A bid bond is issued as part of a supply bidding process by the contractor to the project owner, to provide a guarantee that the winning bidder will undertake the contract under the terms on which they bid.

The bond penalty is subject to full or partial forfeiture if the winning contractor fails to either execute the contract or provide the required performance and/or payment bonds. The bid bond assures and guarantees that, should the bidder be successful, the bidder will execute the contract and provide the required surety bonds.

== Details ==
A bid bond can be in any amount. The contractor or supplier providing the bid bond guarantee is referred to as "The Principal" on the bid bond. The bid bond prequalifies the principal and provides the necessary security to the owner (or general contractor), also known as the “obligee”. This helps prequalify contractors and protects the bid letting by guaranteeing that the principal will enter into the contract, for the amount of the bid, if it is awarded.

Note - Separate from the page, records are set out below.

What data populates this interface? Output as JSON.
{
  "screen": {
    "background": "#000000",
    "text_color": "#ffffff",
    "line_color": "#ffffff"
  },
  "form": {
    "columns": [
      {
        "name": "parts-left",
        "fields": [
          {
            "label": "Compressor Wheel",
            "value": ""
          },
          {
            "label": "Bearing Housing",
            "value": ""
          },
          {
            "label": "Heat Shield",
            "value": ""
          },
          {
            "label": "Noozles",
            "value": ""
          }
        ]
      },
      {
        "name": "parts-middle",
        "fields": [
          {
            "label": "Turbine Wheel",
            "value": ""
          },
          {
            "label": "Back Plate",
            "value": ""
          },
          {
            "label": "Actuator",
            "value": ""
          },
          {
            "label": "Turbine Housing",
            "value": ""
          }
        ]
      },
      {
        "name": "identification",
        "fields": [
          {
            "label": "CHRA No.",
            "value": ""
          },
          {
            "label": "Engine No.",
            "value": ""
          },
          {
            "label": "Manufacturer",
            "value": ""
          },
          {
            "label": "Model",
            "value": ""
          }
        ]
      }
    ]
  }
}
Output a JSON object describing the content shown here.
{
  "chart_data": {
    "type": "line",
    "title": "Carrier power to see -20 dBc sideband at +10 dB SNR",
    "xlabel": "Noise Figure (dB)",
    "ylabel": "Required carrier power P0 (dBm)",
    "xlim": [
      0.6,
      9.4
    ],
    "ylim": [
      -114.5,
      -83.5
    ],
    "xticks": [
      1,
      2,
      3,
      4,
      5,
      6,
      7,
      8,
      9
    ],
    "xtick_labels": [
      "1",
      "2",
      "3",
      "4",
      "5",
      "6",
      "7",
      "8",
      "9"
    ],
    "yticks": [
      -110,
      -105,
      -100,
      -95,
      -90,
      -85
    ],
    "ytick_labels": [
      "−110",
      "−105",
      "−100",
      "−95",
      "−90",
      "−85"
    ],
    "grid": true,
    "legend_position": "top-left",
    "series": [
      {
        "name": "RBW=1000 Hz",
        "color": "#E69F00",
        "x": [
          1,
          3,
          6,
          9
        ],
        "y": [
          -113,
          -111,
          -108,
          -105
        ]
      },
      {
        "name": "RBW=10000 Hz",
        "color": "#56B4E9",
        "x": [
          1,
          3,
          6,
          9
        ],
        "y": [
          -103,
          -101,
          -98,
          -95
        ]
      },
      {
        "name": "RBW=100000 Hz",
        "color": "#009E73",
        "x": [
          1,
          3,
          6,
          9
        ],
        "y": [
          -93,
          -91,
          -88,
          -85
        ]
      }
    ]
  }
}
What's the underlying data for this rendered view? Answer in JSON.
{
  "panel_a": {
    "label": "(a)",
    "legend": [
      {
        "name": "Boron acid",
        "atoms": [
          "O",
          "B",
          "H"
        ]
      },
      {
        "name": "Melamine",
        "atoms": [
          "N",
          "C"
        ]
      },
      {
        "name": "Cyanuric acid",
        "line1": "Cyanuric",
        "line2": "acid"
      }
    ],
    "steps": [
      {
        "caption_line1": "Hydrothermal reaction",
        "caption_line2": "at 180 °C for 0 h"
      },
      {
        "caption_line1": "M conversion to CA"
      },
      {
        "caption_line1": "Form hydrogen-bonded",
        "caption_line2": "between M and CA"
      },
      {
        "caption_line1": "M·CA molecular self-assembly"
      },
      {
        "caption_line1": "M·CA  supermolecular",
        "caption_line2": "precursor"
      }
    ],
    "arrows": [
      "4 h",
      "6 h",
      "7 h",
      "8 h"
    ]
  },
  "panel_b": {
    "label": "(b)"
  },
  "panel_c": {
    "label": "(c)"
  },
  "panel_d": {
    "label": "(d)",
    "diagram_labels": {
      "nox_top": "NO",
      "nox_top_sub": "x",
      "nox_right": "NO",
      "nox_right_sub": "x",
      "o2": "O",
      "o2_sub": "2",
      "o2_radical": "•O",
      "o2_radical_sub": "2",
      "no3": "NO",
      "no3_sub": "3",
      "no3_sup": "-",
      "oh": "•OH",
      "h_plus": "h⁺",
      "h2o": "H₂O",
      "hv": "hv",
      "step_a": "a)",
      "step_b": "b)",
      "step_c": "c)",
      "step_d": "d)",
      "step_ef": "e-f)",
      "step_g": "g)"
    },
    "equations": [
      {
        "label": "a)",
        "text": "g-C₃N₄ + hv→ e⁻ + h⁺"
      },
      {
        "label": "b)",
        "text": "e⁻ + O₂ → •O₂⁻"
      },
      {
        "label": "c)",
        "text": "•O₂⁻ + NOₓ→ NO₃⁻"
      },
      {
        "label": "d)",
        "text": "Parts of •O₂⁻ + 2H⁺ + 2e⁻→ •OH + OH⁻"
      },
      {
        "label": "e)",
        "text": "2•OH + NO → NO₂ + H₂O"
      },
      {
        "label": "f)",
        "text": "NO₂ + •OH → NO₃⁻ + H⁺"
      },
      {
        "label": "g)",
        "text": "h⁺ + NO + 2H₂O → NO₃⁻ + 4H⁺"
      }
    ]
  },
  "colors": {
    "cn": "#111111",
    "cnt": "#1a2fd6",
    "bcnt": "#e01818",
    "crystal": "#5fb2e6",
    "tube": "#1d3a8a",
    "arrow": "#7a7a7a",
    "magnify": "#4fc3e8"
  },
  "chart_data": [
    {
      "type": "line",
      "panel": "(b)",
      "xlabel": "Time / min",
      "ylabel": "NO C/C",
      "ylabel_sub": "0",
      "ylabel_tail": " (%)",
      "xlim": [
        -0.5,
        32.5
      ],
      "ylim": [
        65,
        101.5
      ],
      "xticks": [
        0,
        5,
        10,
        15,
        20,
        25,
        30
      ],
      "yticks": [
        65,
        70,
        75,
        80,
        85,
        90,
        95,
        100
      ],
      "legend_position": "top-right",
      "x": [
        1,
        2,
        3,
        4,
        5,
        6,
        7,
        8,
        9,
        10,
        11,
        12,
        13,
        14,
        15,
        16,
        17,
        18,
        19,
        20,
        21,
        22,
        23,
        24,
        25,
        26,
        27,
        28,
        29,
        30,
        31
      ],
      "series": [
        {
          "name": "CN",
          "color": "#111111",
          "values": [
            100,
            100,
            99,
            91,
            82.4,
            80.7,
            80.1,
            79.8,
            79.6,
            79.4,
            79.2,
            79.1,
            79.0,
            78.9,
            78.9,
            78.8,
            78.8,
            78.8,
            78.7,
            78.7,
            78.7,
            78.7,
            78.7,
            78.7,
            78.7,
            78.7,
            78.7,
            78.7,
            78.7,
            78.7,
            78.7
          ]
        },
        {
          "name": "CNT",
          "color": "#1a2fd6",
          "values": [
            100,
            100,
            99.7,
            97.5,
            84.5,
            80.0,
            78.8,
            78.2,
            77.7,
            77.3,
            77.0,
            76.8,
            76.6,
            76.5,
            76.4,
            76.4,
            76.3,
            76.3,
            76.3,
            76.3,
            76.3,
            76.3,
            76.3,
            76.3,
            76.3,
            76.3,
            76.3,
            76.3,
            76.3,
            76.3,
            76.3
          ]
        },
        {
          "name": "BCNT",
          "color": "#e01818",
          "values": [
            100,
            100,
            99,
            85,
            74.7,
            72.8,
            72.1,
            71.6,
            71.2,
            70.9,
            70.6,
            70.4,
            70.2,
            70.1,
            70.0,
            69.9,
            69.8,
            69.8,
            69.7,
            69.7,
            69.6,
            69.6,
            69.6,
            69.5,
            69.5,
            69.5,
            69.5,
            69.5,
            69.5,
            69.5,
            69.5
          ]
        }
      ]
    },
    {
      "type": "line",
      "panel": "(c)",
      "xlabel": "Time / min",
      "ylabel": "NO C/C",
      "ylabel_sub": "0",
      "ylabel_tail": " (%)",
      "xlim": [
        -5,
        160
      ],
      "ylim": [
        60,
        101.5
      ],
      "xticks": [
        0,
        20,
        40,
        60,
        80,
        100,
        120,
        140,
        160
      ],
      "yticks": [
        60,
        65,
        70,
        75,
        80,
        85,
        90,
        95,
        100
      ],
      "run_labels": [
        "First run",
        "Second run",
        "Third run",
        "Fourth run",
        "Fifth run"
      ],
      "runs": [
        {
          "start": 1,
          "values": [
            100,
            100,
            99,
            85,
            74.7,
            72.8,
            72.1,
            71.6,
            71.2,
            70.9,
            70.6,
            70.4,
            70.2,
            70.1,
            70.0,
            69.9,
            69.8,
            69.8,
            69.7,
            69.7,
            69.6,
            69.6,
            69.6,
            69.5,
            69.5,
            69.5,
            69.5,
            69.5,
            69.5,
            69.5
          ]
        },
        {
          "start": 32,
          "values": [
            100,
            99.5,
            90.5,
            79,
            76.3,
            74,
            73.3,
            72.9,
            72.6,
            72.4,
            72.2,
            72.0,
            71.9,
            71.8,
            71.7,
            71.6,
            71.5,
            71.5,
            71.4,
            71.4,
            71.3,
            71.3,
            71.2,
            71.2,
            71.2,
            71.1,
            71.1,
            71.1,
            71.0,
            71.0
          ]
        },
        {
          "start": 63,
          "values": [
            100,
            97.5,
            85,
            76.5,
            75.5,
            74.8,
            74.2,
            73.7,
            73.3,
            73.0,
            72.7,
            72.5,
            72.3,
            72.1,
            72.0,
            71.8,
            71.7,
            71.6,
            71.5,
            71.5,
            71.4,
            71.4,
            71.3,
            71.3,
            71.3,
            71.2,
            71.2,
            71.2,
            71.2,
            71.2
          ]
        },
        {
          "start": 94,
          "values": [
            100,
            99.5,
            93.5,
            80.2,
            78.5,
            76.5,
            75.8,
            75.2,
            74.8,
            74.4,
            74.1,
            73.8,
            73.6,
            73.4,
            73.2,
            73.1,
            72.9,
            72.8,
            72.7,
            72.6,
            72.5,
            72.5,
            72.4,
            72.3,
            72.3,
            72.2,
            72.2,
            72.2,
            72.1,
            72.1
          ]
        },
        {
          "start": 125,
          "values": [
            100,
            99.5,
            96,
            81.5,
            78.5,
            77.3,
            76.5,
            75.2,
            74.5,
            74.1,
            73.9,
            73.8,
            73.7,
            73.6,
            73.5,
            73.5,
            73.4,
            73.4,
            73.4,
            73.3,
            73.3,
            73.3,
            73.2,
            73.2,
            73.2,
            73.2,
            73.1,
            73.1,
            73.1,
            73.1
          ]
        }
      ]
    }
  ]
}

A bid bond guarantees that the “obligee” will be paid the difference between the principal's tender price and the next closest tender price. This action is only triggered should the principal be awarded the contract but fails to enter into the contract, as agreed, with the obligee. The bid bond penalty is a percentage of the total bid amount, not to exceed the spread between the first and second place bidders. Some bid bonds contain "forfeiture language", which means that the contractor loses the whole bid bond amount, regardless of the bid spread.

Contractors prefer the use of bid bonds because they are a less expensive option and they do not tie up cash or bank credit lines during the bidding process. Owners and general contractors also use bid bonds because they establish and confirm that the bidding contractor or supplier is qualified to undertake the project.

== Bid bonds in the United Kingdom ==
In the United Kingdom, bid bonds are commonly used in various industries such as construction, supply, and service contracts. One notable application of bid bonds in the UK is for securing HM Revenue and Customs (HMRC) bonds, which are required for businesses dealing with goods subject to excise duty, such as alcohol, tobacco, and fuel. These bonds help ensure that businesses comply with the necessary regulations and pay the appropriate taxes and duties.

HMRC bonds are required for businesses operating in industries regulated by the HM Revenue and Customs Department. These bonds act as a guarantee for the payment of taxes and duties, ensuring that the business complies with the necessary regulations. The bond amount is typically based on the potential tax liability of the business, which may vary depending on the specific industry and type of goods being dealt with.

==Bid bonds in the United States==
5% and 10% are common on U.S. public projects; many private construction contracts require other amounts.